Часто она набрасывалась на Муре без всякого повода. Все, что он делал, все его взгляды, жесты, даже немногие произносимые им слова — выводили ее из себя. Она уже не могла даже взглянуть на него, чтобы в ней не поднялось какое-то бессознательное бешенство. Споры вспыхивали чаще всего в конце обеда, когда Муре, не дожидаясь десерта, складывал свою салфетку и молча вставал из-за стола.
— Вы могли бы встать из-за стола вместе с другими, — едко замечала Марта. — Вы невежливы.
— Я кончил и ухожу, — отвечал он своим вялым голосом.
Но она видела в этом ежедневном вставании из-за стола особую тактику, изобретенную ее мужем, чтобы досаждать аббату Фожа. Тогда она окончательно выходила из себя:
— Вы дурно воспитаны, я краснею за вас!.. Нечего сказать, хорошо бы я себя чувствовала, живя с вами, если бы не встретила друзей, которые утешают меня после ваших грубостей! Вы даже не умеете держать себя за столом; вы ни разу не дали! мне спокойно пообедать. Останьтесь, слышите! Если вы не хотите есть, можете смотреть на нас.
Он преспокойно кончал складывать салфетку, как будто все это к нему не относилось, и затем мелкими шагами удалялся. Слышно было, как он подымался по лестнице и запирался на ключ в своей комнате, щелкнув дважды замком. Тогда она, задыхаясь, бормотала:
— О чудовище!.. Он меня убивает!
Старуха Фожа должна была ее успокаивать. Роза подбегала к лестнице и кричала изо всех сил, так, чтобы Муре мог услышать ее через дверь:
— Вы чудовище, сударь! Барыня правду говорит, что вы: чудовище!
Иногда ссоры бывали особенно бурными. Марта, ум которой начинал мутиться, вообразила, будто муж собирается ее избить: это стало у нее навязчивой идеей. Она уверяла, что он ее подстерегает, ждет только удобного случая. Он не решается, говорила она, потому что она никогда не бывает одна; а ночью он боится, что она поднимет крик, станет звать на помощь. Роза клялась, что видела, как Муре спрятал у себя в кабинете толстую палку. Старуха Фожа и Олимпия без труда поверили этим россказням; они очень жалели свою хозяйку, старались отбить ее одна у другой, хотели стать ее телохранительницами. «Этот дикарь», как они теперь называли Муре, в их присутствии, пожалуй, не посмеет поднять на нее руку. По вечерам они настойчиво уговаривали Марту бежать к ним, чуть только он шевельнется. Дом жил теперь в постоянной тревоге.
— Он способен на злодейство, — утверждала кухарка.
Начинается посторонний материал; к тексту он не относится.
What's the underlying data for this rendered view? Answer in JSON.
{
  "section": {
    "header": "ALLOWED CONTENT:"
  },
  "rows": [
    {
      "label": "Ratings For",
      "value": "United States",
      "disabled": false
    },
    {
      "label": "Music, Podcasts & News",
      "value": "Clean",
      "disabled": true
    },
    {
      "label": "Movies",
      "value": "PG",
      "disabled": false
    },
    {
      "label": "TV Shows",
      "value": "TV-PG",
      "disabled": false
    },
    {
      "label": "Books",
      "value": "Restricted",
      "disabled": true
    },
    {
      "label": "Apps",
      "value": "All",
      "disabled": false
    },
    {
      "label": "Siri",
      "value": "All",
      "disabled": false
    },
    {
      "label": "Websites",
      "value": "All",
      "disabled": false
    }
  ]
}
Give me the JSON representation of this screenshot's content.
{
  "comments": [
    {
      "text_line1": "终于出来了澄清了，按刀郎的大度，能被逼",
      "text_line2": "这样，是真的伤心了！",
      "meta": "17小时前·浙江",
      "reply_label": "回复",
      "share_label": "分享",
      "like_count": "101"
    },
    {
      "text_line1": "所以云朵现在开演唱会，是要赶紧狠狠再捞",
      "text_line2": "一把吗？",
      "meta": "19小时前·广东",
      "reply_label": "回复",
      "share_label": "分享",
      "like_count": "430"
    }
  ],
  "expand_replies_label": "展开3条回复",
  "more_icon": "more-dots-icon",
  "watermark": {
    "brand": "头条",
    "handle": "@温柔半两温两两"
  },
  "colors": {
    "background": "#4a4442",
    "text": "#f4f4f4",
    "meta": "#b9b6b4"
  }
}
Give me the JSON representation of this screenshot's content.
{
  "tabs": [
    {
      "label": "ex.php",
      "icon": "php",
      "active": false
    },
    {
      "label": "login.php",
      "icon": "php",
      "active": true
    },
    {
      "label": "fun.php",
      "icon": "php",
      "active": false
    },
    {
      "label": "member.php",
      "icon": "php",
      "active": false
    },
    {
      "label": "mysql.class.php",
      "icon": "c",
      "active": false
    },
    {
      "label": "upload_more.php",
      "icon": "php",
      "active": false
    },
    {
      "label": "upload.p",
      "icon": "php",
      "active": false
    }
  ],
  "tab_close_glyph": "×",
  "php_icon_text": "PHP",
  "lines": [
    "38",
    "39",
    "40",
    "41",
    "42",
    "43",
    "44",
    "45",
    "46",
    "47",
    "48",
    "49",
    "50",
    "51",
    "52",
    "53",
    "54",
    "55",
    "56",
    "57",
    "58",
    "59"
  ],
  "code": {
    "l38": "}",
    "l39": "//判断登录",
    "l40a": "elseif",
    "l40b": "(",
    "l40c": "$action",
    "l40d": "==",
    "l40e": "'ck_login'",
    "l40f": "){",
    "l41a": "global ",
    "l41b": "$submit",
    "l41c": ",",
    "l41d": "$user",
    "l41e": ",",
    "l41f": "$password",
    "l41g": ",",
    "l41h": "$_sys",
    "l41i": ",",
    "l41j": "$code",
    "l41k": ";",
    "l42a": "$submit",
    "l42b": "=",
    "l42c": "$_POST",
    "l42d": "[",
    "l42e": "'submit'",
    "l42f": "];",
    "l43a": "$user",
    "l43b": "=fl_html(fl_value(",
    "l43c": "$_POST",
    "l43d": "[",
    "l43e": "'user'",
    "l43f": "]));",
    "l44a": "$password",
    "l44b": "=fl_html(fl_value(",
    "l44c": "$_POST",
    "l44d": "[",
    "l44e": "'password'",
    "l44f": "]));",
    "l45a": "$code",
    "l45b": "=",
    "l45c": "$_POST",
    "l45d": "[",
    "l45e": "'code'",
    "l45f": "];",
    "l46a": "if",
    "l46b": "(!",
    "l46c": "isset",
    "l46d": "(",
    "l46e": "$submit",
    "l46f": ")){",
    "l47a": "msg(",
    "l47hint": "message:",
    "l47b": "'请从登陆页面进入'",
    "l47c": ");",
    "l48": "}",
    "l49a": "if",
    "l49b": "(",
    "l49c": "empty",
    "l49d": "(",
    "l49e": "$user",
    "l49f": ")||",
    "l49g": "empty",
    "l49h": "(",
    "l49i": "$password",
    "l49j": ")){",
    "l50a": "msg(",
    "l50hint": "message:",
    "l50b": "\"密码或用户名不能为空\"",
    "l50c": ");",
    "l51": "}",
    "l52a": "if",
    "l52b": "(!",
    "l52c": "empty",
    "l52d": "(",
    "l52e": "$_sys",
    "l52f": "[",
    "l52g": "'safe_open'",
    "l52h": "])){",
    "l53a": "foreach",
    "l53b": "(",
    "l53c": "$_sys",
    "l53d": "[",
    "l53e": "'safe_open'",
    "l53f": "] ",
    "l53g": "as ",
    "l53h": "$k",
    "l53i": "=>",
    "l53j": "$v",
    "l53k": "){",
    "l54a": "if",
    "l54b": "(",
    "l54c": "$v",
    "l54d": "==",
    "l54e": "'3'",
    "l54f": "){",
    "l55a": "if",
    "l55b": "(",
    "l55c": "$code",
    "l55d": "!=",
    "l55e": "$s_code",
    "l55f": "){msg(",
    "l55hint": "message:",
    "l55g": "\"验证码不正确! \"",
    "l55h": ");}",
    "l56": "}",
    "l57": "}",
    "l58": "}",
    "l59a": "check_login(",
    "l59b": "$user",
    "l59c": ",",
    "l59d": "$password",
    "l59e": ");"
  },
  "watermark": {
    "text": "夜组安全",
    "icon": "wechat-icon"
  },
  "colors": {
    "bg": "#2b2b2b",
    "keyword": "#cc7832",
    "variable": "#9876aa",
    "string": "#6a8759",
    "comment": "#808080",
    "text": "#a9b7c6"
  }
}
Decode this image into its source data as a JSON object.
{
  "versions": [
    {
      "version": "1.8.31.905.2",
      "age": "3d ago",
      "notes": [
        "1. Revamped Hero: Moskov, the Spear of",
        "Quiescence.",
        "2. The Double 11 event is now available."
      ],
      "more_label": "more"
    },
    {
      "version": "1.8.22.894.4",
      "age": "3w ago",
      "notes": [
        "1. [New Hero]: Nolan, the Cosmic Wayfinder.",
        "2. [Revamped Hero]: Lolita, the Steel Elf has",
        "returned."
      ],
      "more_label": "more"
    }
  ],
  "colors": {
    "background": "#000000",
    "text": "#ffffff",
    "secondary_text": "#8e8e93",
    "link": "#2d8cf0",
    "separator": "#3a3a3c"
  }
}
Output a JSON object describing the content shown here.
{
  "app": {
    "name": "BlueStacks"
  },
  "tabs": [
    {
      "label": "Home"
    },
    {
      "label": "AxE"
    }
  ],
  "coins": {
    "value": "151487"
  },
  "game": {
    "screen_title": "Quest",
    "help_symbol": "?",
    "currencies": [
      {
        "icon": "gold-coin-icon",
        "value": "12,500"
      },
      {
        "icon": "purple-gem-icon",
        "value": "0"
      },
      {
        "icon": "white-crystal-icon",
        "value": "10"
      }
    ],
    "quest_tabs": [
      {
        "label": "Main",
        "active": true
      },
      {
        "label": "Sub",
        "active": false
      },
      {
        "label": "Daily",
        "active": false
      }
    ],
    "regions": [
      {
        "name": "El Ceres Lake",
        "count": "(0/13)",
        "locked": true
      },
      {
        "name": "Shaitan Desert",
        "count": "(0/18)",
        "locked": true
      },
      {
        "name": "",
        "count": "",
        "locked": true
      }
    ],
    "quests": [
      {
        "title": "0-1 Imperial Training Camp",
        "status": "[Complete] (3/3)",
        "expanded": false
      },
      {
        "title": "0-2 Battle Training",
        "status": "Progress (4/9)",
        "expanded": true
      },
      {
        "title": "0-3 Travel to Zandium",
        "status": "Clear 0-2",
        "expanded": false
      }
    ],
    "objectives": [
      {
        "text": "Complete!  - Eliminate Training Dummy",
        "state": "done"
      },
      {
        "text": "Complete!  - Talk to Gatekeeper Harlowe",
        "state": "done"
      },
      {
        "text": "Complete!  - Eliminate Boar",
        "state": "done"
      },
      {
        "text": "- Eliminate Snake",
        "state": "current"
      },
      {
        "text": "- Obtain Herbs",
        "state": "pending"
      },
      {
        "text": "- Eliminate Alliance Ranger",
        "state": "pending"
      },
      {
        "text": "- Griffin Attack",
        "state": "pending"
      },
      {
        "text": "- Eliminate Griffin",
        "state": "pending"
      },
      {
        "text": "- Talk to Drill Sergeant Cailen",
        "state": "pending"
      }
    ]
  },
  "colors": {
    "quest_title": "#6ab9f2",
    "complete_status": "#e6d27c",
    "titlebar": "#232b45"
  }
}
В этом году на страстной неделе Марта посещала церковные службы особенно усердно. В пятницу в темной церкви она дошла до полного изнеможения. Когда свечи одна за другой стали гаснуть среди бури заунывных голосов, проносившихся в глубоком сумраке между колоннами, Марте показалось, что дыхание ее кончается вместе с этими огоньками. Когда погасла последняя свеча и перед нею беспощадно выступила непроницаемая стена мрака, она почувствовала, что ей сдавило грудь, точно тисками; сердце у нее обмерло, и она лишилась чувств. — Целый час пробыла она) так на своем стуле, согнувшись в молитвенной позе, и стоявшие на коленях вокруг нее женщины не заметили этого припадка. Когда она очнулась, церковь была пуста. Ей казалось, что ее подвергали бичеванию, что кровь текла из всех ее членов; голова болела так нестерпимо, что она подносила! к ней руки, словно стараясь вырвать терния, вонзившиеся в самый мозг. Вечером, за обедом, она вела себя как-то странно. Нервное потрясение еще не прошло; закрыв глаза, она снова видела, как умирающие души свечей уносятся в тьму; она машинально осматривала свои руки, ища на них раны, из которых вытекала ее кровь. Всем своим существом она переживала страсти господни.
Старуха Фожа, видя, что Марта нездорова, стала уговаривать ее пораньше лечь спать. Она проводила ее и уложила в постель. Муре, у которого был ключ от спальни, ушел в свой кабинет. Когда Марта, укрывшись до подбородка одеялом, сказала, что согрелась и чувствует себя лучше, старуха Фожа предложила погасить свечку, чтоб было спокойнее спать, но больная испуганно приподнялась.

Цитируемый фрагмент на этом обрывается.